Abstract : The apparent impossibility of making meaningful assignments of indistinguishable electrons to particular atomic nuclei in a chemical aggregate has seemingly precluded quantum-mechanical definition of fragment atomic Hamiltonian operators in a molecule. Structural symmetry, conformations, and isomers, as well as the electronic energies of constituent atoms and of their interactions in a molecule, are accordingly perceived as open problems in molecular quantum theory. Here we address assignments of electrons to atoms in molecules and provide corresponding definitions of atomic energies and of the chemical bonds between atoms from the perspective of representation theory.
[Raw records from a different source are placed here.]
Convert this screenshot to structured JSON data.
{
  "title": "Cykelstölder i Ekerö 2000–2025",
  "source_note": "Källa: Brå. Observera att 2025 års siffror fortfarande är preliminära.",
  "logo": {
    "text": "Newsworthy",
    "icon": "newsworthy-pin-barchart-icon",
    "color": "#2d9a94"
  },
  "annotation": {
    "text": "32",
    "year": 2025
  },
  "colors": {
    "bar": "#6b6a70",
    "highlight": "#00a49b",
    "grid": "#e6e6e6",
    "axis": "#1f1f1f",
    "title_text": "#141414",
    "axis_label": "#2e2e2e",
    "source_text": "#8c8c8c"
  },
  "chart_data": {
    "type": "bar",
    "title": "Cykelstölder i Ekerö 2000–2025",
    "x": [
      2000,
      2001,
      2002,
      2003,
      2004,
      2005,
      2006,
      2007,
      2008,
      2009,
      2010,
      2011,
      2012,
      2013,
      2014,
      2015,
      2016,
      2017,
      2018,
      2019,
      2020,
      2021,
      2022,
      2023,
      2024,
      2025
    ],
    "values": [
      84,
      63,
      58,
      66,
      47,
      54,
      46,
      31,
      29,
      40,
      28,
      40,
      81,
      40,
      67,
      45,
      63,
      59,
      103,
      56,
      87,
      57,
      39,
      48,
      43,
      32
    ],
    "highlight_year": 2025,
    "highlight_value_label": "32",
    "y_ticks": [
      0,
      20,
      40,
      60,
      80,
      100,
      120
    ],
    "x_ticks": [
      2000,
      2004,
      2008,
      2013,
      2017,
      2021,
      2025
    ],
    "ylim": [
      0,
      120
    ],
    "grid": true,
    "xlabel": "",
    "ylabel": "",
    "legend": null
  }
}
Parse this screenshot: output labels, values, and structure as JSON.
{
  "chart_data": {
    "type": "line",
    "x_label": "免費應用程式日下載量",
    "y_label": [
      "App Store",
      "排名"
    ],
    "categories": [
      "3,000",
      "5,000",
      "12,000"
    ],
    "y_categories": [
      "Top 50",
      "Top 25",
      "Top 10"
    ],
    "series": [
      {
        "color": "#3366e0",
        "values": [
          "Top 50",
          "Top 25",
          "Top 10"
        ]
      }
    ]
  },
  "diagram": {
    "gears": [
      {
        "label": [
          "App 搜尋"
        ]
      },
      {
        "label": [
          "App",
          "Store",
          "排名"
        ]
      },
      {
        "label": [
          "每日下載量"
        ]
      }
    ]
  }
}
Molecular basis functions in the form of orthonormal (Eisenschitz-London) outer-products of atomic eigenstates allow assignments of electrons to particular atomic nuclei, and provide support for totally antisymmetric solutions of the Schrodinger equation. Self-adjoint atomic and atomic-interaction operators within a molecule defined in this context are shown to have Hermitian matrix representatives and physically significant expectation values in molecular eigenstates. Adiabatic (Born-Oppenheimer) molecular energies emerge naturally from this representation in the form of sums of the energies of individual atomic constituents and of their interaction energies in the absence of any additional auxiliary conditions. A nuanced description of chemical bonding is provided thereby which includes the interplay between atomic promotion and bonding energies, insightful com- mon representations of hybridization and atomic charge apportionment, measurable atomic entanglements, and other attributes revealed by calculations illustrating the formalism.